Le 90ème RI, à la caserne Bertrand, a déjà perdu 2 bataillons transférés à Tours, voici maintenant qu'il est absorbé par le 32e RI tourangeau qui reprend les traditions de l'unité.
Le 14 décembre 1928, le drapeau quitte la ville de Châteauroux. Un défilé du dernier bataillon restant est organisé et traverse la ville. Il prend la rue de la République, qui fut "rue de la Caserne" puis "rue des Poilus". Passant par le centre-ville et la rue Victor Hugo, il rejoignait la gare par la rue de même nom.

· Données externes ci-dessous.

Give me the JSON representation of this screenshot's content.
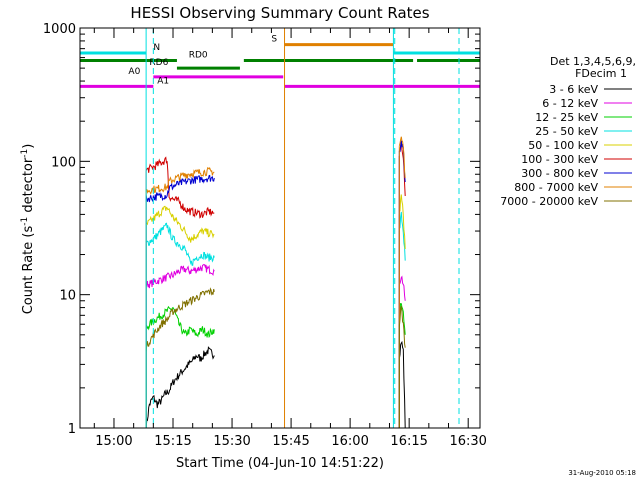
{
  "chart_data": {
    "type": "line",
    "title": "HESSI Observing Summary Count Rates",
    "xlabel": "Start Time (04-Jun-10 14:51:22)",
    "ylabel_main": "Count Rate (s",
    "ylabel_sup1": "-1",
    "ylabel_mid": " detector",
    "ylabel_sup2": "-1",
    "ylabel_end": ")",
    "y_scale": "log",
    "ylim": [
      1,
      1000
    ],
    "xlim": [
      "14:51:22",
      "16:33:00"
    ],
    "x_ticks": [
      "15:00",
      "15:15",
      "15:30",
      "15:45",
      "16:00",
      "16:15",
      "16:30"
    ],
    "y_ticks": [
      "1",
      "10",
      "100",
      "1000"
    ],
    "grid": false,
    "date_stamp": "31-Aug-2010 05:18",
    "legend": {
      "position": "right",
      "header1": "Det 1,3,4,5,6,9,",
      "header2": "FDecim 1",
      "entries": [
        {
          "label": "3 - 6 keV",
          "color": "#000000"
        },
        {
          "label": "6 - 12 keV",
          "color": "#e000e0"
        },
        {
          "label": "12 - 25 keV",
          "color": "#00d000"
        },
        {
          "label": "25 - 50 keV",
          "color": "#00e0e0"
        },
        {
          "label": "50 - 100 keV",
          "color": "#d8d000"
        },
        {
          "label": "100 - 300 keV",
          "color": "#d00000"
        },
        {
          "label": "300 - 800 keV",
          "color": "#0000d0"
        },
        {
          "label": "800 - 7000 keV",
          "color": "#e08000"
        },
        {
          "label": "7000 - 20000 keV",
          "color": "#807000"
        }
      ]
    },
    "series": [
      {
        "name": "3 - 6 keV",
        "color": "#000000",
        "segments": [
          {
            "t": [
              "15:08:10",
              "15:09:00",
              "15:10:00",
              "15:11:00",
              "15:12:00",
              "15:13:00",
              "15:14:00",
              "15:15:00",
              "15:16:00",
              "15:17:00",
              "15:18:00",
              "15:19:00",
              "15:20:00",
              "15:21:00",
              "15:22:00",
              "15:23:00",
              "15:24:00",
              "15:25:30"
            ],
            "v": [
              1.0,
              1.5,
              1.7,
              1.5,
              1.6,
              1.8,
              1.9,
              2.2,
              2.4,
              2.6,
              2.8,
              3.0,
              3.2,
              3.5,
              3.3,
              3.6,
              3.8,
              3.5
            ]
          },
          {
            "t": [
              "16:12:30",
              "16:13:00",
              "16:13:30",
              "16:14:00"
            ],
            "v": [
              3.5,
              4.5,
              3.8,
              1.0
            ]
          }
        ]
      },
      {
        "name": "6 - 12 keV",
        "color": "#e000e0",
        "segments": [
          {
            "t": [
              "15:08:10",
              "15:09:00",
              "15:10:30",
              "15:12:00",
              "15:13:30",
              "15:15:00",
              "15:16:30",
              "15:18:00",
              "15:19:30",
              "15:21:00",
              "15:22:30",
              "15:24:00",
              "15:25:30"
            ],
            "v": [
              12,
              12,
              12.5,
              13,
              13.5,
              14,
              15,
              15.5,
              15,
              15.5,
              16,
              15.5,
              15
            ]
          },
          {
            "t": [
              "16:12:30",
              "16:13:00",
              "16:13:30",
              "16:14:00"
            ],
            "v": [
              12,
              14,
              12,
              9
            ]
          }
        ]
      },
      {
        "name": "12 - 25 keV",
        "color": "#00d000",
        "segments": [
          {
            "t": [
              "15:08:10",
              "15:09:00",
              "15:10:30",
              "15:12:00",
              "15:13:30",
              "15:15:00",
              "15:16:30",
              "15:18:00",
              "15:19:30",
              "15:21:00",
              "15:22:30",
              "15:24:00",
              "15:25:30"
            ],
            "v": [
              5.5,
              6.0,
              6.5,
              7.0,
              7.5,
              8.0,
              6.0,
              5.0,
              5.5,
              5.0,
              5.5,
              5.0,
              5.5
            ]
          },
          {
            "t": [
              "16:12:30",
              "16:13:00",
              "16:13:30",
              "16:14:00"
            ],
            "v": [
              7,
              9,
              7,
              5
            ]
          }
        ]
      },
      {
        "name": "25 - 50 keV",
        "color": "#00e0e0",
        "segments": [
          {
            "t": [
              "15:08:10",
              "15:09:00",
              "15:10:30",
              "15:12:00",
              "15:13:30",
              "15:15:00",
              "15:16:30",
              "15:18:00",
              "15:19:30",
              "15:21:00",
              "15:22:30",
              "15:24:00",
              "15:25:30"
            ],
            "v": [
              24,
              25,
              27,
              30,
              33,
              26,
              24,
              22,
              17,
              19,
              20,
              19,
              19
            ]
          },
          {
            "t": [
              "16:12:30",
              "16:13:00",
              "16:13:30",
              "16:14:00"
            ],
            "v": [
              30,
              40,
              30,
              18
            ]
          }
        ]
      },
      {
        "name": "50 - 100 keV",
        "color": "#d8d000",
        "segments": [
          {
            "t": [
              "15:08:10",
              "15:09:00",
              "15:10:30",
              "15:12:00",
              "15:13:30",
              "15:15:00",
              "15:16:30",
              "15:18:00",
              "15:19:30",
              "15:21:00",
              "15:22:30",
              "15:24:00",
              "15:25:30"
            ],
            "v": [
              33,
              35,
              38,
              42,
              45,
              38,
              34,
              30,
              26,
              28,
              30,
              29,
              28
            ]
          },
          {
            "t": [
              "16:12:30",
              "16:13:00",
              "16:13:30",
              "16:14:00"
            ],
            "v": [
              40,
              55,
              40,
              22
            ]
          }
        ]
      },
      {
        "name": "100 - 300 keV",
        "color": "#d00000",
        "segments": [
          {
            "t": [
              "15:08:10",
              "15:09:00",
              "15:10:30",
              "15:12:00",
              "15:13:30",
              "15:14:00",
              "15:15:00",
              "15:16:30",
              "15:18:00",
              "15:19:30",
              "15:21:00",
              "15:22:30",
              "15:24:00",
              "15:25:30"
            ],
            "v": [
              85,
              88,
              92,
              98,
              103,
              55,
              52,
              50,
              44,
              42,
              41,
              40,
              42,
              41
            ]
          },
          {
            "t": [
              "16:12:30",
              "16:13:00",
              "16:13:30",
              "16:14:00"
            ],
            "v": [
              110,
              140,
              110,
              55
            ]
          }
        ]
      },
      {
        "name": "300 - 800 keV",
        "color": "#0000d0",
        "segments": [
          {
            "t": [
              "15:08:10",
              "15:09:00",
              "15:10:30",
              "15:12:00",
              "15:13:30",
              "15:14:00",
              "15:15:00",
              "15:16:30",
              "15:18:00",
              "15:19:30",
              "15:21:00",
              "15:22:30",
              "15:24:00",
              "15:25:30"
            ],
            "v": [
              52,
              53,
              54,
              55,
              56,
              63,
              65,
              68,
              70,
              72,
              73,
              74,
              75,
              75
            ]
          },
          {
            "t": [
              "16:12:30",
              "16:13:00",
              "16:13:30",
              "16:14:00"
            ],
            "v": [
              120,
              140,
              120,
              70
            ]
          }
        ]
      },
      {
        "name": "800 - 7000 keV",
        "color": "#e08000",
        "segments": [
          {
            "t": [
              "15:08:10",
              "15:09:00",
              "15:10:30",
              "15:12:00",
              "15:13:30",
              "15:14:00",
              "15:15:00",
              "15:16:30",
              "15:18:00",
              "15:19:30",
              "15:21:00",
              "15:22:30",
              "15:24:00",
              "15:25:30"
            ],
            "v": [
              60,
              61,
              62,
              63,
              64,
              70,
              73,
              76,
              79,
              81,
              82,
              83,
              84,
              83
            ]
          },
          {
            "t": [
              "16:12:30",
              "16:13:00",
              "16:13:30",
              "16:14:00"
            ],
            "v": [
              130,
              150,
              130,
              75
            ]
          }
        ]
      },
      {
        "name": "7000 - 20000 keV",
        "color": "#807000",
        "segments": [
          {
            "t": [
              "15:08:10",
              "15:09:00",
              "15:10:30",
              "15:12:00",
              "15:13:30",
              "15:15:00",
              "15:16:30",
              "15:18:00",
              "15:19:30",
              "15:21:00",
              "15:22:30",
              "15:24:00",
              "15:25:30"
            ],
            "v": [
              4.0,
              4.5,
              5.2,
              6.0,
              6.5,
              7.5,
              8.0,
              8.5,
              9.0,
              9.5,
              10.0,
              10.5,
              10.5
            ]
          },
          {
            "t": [
              "16:12:30",
              "16:13:00",
              "16:13:30",
              "16:14:00"
            ],
            "v": [
              6,
              8,
              6,
              4
            ]
          }
        ]
      }
    ],
    "flag_bars": [
      {
        "label": "N",
        "color": "#00e0e0",
        "level": 650,
        "label_at": "15:10:00",
        "segments": [
          [
            "14:51:22",
            "15:08:10"
          ],
          [
            "16:11:00",
            "16:33:00"
          ]
        ]
      },
      {
        "label": "S",
        "color": "#e08000",
        "level": 750,
        "label_at": "15:40:00",
        "segments": [
          [
            "15:43:20",
            "16:11:00"
          ]
        ]
      },
      {
        "label": "RD0",
        "color": "#008000",
        "level": 570,
        "label_at": "15:19:00",
        "segments": [
          [
            "14:51:22",
            "15:16:00"
          ],
          [
            "15:33:00",
            "16:11:00"
          ],
          [
            "16:11:00",
            "16:16:00"
          ],
          [
            "16:17:00",
            "16:33:00"
          ]
        ]
      },
      {
        "label": "RD6",
        "color": "#008000",
        "level": 500,
        "label_at": "15:09:00",
        "segments": [
          [
            "15:16:00",
            "15:32:00"
          ]
        ]
      },
      {
        "label": "A0",
        "color": "#e000e0",
        "level": 430,
        "label_at": "15:03:40",
        "segments": [
          [
            "15:10:00",
            "15:43:00"
          ]
        ]
      },
      {
        "label": "A1",
        "color": "#e000e0",
        "level": 365,
        "label_at": "15:11:00",
        "segments": [
          [
            "14:51:22",
            "15:10:00"
          ],
          [
            "15:43:20",
            "16:33:00"
          ]
        ]
      }
    ],
    "vlines_solid": [
      {
        "t": "14:51:22",
        "color": "#00e0e0"
      },
      {
        "t": "15:08:10",
        "color": "#00e0e0"
      },
      {
        "t": "15:43:20",
        "color": "#e08000"
      },
      {
        "t": "16:11:00",
        "color": "#00e0e0"
      }
    ],
    "vlines_dashed": [
      {
        "t": "15:10:00",
        "color": "#00e0e0"
      },
      {
        "t": "16:11:20",
        "color": "#00e0e0"
      },
      {
        "t": "16:27:40",
        "color": "#00e0e0"
      }
    ]
  }
}
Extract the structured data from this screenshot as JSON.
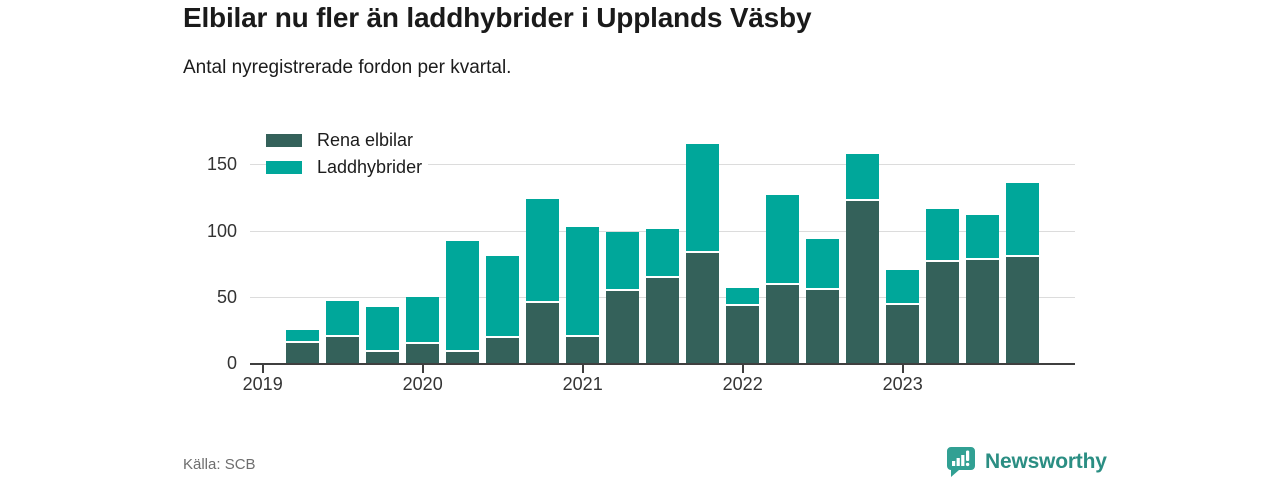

Le 11 novembre 1929, les commémorations de l'Armistice ont bien lieu à Châteauroux. Il s'agit donc là du premier défilé "civil" en l'absence des militaires d'active. Le parcours, en l'absence de monument aux morts communal, permet de rejoindre la place Gambetta et son monument aux anciens de 1870-1871 jusqu'au carré militaire du cimetière Saint Denis où se trouve le monument du Souvenir Français, inauguré en 1922.
A l'époque tant le monument départemental de la place de la Victoire et des Alliés (Inauguré en 1932) que celui de la place Lafayette (Inauguré en 1937) n'existent pas. Seules existent les plaques de l'ancienne mairie (1925).
Il est possible de penser que le parcours du défilé partait potentiellement de la mairie, effectuait une pause place Gambetta puis se dirigeait vers le cimetière du quartier Saint-Denis. Aucun cliché de la première partie du parcours potentiel n'a été retrouvé.
La population civile est présente et très nombreuse, elle est accompagnée des autorités, de la fanfare. On peine, de nos jours, à se rendre compte de l'affluence des commémorations d'alors. C'est toute la ville qui est quasiment présente.